On Aug 9, 2025, Mariners edged the Rays 3-2 as Cal Raleigh’s MLB-leading 43rd HR in the 8th flipped a 2-0 lead; Drew Rasmussen shined, Lowe & Caminero homered.
StatPro MLB Beat Reporter
For seven crisp innings, the Rays played the road blueprint to perfection: elite starting pitching, early power, clean defense. Then Cal Raleigh stepped in. Seattle’s switch-hitting catcher launched his MLB-leading 43rd home run — a three-run shot off Griffin Jax in the eighth — turning a 2-0 Rays lead into a 3-2 gut punch on Saturday night at T-Mobile Park.
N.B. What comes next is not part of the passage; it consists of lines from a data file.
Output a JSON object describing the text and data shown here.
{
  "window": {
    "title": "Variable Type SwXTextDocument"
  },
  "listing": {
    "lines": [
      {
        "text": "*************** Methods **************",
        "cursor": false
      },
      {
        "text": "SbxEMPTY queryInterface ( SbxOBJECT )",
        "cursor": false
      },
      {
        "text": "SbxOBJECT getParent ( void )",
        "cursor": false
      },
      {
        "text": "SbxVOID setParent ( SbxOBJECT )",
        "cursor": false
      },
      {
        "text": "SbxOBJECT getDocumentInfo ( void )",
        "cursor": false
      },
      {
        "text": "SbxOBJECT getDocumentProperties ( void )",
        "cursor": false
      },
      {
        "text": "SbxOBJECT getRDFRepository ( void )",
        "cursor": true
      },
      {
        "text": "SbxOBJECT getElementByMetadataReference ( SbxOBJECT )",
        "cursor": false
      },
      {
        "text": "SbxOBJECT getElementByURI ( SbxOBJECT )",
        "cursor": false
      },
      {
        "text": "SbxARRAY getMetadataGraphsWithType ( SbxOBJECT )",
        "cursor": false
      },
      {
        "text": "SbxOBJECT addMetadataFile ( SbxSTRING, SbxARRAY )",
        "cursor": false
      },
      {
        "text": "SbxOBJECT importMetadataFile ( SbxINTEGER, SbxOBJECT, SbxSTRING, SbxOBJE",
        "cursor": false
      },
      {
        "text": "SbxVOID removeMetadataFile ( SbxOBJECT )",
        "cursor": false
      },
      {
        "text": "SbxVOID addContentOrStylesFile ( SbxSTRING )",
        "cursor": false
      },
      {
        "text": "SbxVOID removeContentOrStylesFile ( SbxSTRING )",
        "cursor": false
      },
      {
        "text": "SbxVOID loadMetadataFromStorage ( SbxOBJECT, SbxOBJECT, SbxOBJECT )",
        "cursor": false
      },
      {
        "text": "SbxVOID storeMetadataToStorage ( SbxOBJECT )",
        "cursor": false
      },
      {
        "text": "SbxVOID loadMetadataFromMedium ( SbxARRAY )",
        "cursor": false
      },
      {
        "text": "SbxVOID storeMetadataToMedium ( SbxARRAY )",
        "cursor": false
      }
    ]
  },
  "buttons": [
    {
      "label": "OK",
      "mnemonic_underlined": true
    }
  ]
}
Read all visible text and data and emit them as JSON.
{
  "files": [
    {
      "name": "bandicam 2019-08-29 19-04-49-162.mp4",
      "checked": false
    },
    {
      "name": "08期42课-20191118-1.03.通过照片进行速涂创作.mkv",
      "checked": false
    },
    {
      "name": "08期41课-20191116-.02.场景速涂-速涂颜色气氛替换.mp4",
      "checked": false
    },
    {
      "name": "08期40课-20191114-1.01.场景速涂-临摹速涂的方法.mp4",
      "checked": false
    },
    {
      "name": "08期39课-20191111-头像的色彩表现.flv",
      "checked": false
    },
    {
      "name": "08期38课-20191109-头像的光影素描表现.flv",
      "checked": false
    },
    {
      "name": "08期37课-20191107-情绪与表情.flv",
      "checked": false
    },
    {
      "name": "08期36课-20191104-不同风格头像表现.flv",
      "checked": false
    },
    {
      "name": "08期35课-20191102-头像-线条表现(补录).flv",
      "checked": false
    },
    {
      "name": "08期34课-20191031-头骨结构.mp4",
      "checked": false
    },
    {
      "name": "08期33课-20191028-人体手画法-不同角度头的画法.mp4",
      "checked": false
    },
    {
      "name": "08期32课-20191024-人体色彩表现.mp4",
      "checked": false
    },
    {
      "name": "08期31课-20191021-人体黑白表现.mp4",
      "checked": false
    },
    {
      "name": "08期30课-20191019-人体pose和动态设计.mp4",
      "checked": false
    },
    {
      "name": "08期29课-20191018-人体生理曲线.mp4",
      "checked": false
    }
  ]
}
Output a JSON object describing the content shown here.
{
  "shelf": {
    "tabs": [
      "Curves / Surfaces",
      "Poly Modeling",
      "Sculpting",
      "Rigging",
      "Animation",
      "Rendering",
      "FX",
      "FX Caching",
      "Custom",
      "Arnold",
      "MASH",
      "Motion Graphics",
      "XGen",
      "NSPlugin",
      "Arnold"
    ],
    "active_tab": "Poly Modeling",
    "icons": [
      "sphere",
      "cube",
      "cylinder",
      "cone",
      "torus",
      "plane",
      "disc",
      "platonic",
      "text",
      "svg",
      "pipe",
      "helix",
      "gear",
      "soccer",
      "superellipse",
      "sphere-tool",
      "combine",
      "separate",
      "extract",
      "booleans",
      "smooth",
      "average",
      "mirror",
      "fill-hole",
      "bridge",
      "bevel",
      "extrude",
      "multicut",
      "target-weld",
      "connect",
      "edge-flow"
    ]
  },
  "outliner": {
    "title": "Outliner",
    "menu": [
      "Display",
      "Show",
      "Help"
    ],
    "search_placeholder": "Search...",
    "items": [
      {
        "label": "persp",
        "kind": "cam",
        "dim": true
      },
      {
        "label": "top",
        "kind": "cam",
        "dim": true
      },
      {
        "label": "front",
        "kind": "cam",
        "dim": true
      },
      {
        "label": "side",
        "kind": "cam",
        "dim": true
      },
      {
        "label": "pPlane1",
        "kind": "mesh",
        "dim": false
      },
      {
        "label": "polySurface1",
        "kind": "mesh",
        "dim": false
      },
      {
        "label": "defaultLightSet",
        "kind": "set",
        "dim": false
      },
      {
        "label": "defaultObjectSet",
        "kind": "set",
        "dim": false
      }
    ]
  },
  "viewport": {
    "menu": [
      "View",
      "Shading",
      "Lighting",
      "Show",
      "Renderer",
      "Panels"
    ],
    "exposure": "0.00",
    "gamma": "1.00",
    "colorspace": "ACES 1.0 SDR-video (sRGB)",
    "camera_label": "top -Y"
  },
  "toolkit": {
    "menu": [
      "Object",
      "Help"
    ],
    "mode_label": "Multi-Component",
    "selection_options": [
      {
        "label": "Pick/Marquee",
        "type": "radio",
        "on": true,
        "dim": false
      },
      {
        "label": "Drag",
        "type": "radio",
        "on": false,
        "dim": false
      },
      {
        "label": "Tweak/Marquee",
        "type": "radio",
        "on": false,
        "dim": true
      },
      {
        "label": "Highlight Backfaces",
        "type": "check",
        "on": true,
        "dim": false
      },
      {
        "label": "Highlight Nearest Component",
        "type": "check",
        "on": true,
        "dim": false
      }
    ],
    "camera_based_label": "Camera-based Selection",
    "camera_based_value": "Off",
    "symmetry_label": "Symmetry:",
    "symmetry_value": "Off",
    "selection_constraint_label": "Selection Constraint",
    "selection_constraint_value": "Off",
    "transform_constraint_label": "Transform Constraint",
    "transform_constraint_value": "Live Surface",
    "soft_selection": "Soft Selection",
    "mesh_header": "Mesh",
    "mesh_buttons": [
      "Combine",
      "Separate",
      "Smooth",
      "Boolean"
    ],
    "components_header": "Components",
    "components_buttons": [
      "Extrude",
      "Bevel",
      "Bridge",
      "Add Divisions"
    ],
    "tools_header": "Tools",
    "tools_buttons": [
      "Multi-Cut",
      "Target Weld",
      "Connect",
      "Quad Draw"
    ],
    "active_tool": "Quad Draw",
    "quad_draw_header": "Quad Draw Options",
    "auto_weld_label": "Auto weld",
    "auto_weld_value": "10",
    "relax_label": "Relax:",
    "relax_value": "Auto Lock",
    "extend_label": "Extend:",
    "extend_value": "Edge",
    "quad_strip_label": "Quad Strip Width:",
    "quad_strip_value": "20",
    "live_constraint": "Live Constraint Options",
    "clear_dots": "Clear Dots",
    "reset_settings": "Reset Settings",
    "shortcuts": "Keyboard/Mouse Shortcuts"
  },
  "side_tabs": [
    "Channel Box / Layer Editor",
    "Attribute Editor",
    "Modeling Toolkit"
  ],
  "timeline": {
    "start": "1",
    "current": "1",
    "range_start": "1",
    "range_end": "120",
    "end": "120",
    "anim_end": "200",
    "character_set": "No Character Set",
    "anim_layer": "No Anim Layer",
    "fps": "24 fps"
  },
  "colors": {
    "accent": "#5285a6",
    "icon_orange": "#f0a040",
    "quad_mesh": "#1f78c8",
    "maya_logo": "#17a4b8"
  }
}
Brandon Lowe and Junior Caminero provided solo homers and Drew Rasmussen spun six shutout frames, but the Mariners finished it off with Carlos Vargas earning the win and Matt Brash striking out the side in the ninth for his second save.
It took one swing — Cal Raleigh’s MLB-leading 43rd — to flip a 2-0 Rays lead into a 3-2 loss in the eighth.
Tampa Bay was six outs from a clean, clinical road win when the inning unraveled. J.P. Crawford and Cole Young opened the eighth with singles against Griffin Jax, bringing up Raleigh, who has made a habit of wrecking best-laid plans. One pitch later, the Rays’ lead was gone. It’s the exact scenario this team has lived on avoiding — extra baserunners ahead of damage — and Saturday it bit them. Credit Seattle’s back end, too: Brash slammed the door with three strikeouts in the ninth.
In his return to his home state, Drew Rasmussen gave the Rays everything they needed and more: six shutout innings, four hits, no walks, four strikeouts, and the poise of a staff anchor. He’s now surrendered just one earned run in 20 1/3 career innings against the Mariners and has allowed only two extra-base hits across his last five starts. The outing matters beyond the box score. With the margin for error shrinking, having Rasmussen reliably carry games into the late innings gives Kevin Cash a clearer path to leverage matchups — provided the bats tack on and the bullpen converts.
Junior Caminero’s fifth-inning blast was his 31st of the season and a reminder of why the organization keeps handing him the biggest at-bats. He’s at .256 with 77 RBI, a bona fide middle-of-the-order bat whose power plays to every part of the park. Brandon Lowe set the tone early with a first-inning solo shot to right, the kind of quick strike this offense has leaned on. The issue Saturday? Both came with the bases empty. The Rays put two over the wall but never manufactured the insurance run that would’ve changed the eighth-inning calculus.
Tasked with the eighth and a 2-0 lead, Griffin Jax (1-6) yielded two singles before the decisive homer. Recently activated, Jax has the stuff to live in leverage, but the first week back can be a stress test. Tampa Bay will keep working to sort the late-inning lanes: who takes the eighth, who gets pockets of lefties, and how to sequence around the opponent’s biggest bat. Nights like this don’t rewrite roles, but they do fast-track decisions. The Rays didn’t lose this one because of one pitch alone — they lost it because they were a swing short of putting it out of reach earlier.
The loss nudges Tampa Bay to 57-60, still fourth in the AL East and 11 games behind Toronto. A single-game skid doesn’t define August, but it does underscore the formula from here: ride frontline starts like Rasmussen’s, stack incremental offense, and nail the leverage moments. The Rays have been in tight, low-scoring games all year; finishing them will determine whether they chase down a spot in September.
No new moves were announced Saturday. The most recent activity came August 1, when the Rays activated Griffin Jax. No fresh updates from the farm, either. For a club balancing development and contention, the quiet isn’t a bad thing — it puts the spotlight on the major-league group tightening execution in winnable games like this one.
The series continues in Seattle on Sunday, and the mission is straightforward: carry over Rasmussen’s template, get traffic ahead of the power, and simplify the bullpen’s job with tack-on runs. Caminero’s confidence is surging, Lowe looks locked in, and the rotation is giving Tampa Bay a chance every night. Convert a few more of these coin flips, and the math starts to look a lot friendlier.
The bones of a late-summer push were all here — ace-caliber starting, star-power swings, and a game within reach. The Rays didn’t finish it. If they turn those margins their way over the next two weeks, Saturday becomes a footnote. If not, it’ll feel like a missed signal. Either way, the path forward is clear: protect leads, pile on, and let the rotation set the tone.